So, The Artist won big at the Academy Awards.
You can get on the already long holds list for its June 26th release on home video, but while you are waiting...
You might check out OSS 117, Cario Nest of Spies and its sequel, both directed by and starring new Academy Award winners Michel Hazanavicius and Jean Dujardin, respectively (Bérénice Bejo even co-stars in the first one). These films are playful spoofs that show a bit of the same homage to filmmaking as the Best Picture winner, just set in a later time period and genre, and with color and sound (French with English subtitles). They are parodies of a set of spy books and movies from France in the 1950s and 1960s that are supposedly similar to Ian Fleming's James Bond series. The two newer films are full of intentionally kooky sight gags and constant mugging by Dujardin (that he does so well). The jokes are hit-or-miss depending on your own personal taste, but the films are definitely nice to look at. And they've got stupid Nazis.

 

If you are more interested in checking out pictures from the silent film era, we have a great number of classic films to recommend from Hollywood and beyond.

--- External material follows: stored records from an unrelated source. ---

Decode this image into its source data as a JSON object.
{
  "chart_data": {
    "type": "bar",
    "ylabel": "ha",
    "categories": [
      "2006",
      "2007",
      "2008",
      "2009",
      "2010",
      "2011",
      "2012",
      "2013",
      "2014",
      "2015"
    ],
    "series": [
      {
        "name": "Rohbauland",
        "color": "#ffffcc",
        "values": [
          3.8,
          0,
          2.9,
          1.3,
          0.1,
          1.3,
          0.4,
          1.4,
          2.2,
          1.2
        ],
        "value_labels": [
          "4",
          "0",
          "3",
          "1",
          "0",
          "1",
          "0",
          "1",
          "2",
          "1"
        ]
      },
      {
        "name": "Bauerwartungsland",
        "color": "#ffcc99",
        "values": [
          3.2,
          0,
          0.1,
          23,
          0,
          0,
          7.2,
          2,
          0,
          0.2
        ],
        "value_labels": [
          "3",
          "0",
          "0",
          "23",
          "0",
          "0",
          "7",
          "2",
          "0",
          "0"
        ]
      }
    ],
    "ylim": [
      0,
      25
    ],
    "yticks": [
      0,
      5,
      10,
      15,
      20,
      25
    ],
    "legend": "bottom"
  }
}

You could start historically with our set of Thomas Edison shorts or collections by the Lumière Brothers or Georges MélieÌ€s (the latter of whom was featured prominently in the other big Award winner, Hugo). If you like comedy, we are lucky to have a wealth of early comedians that are just as funny without talking (some well known like Charlie Chaplin and Buster Keaton, some less well known like Harold Lloyd, Harry Langdon, or Fatty Arbuckle). If you're not looking for comedy, we have films from dramatic stars like Douglas Fairbanks (whom Dujardin's George Valentin most closely resembles), Mary Pickford, Rudolph Valentino, Greta Garbo, or (one of my personal favorites) Lon Chaney. And there are the famous (and not-so famous) filmmakers like Sergei Eisenstein, Abel Gance, D.W. Griffith, Fritz LangF.W. Murnau, G.W. Pabst, Victor Sjöström, and Jean Vigo who are responsible for influencing how films have been constructed up through today. Lots of links here, but we are fortunate to still have so many choices, thanks to film preservation efforts by institutions like The Academy and Martin Scorsese's Film Foundation.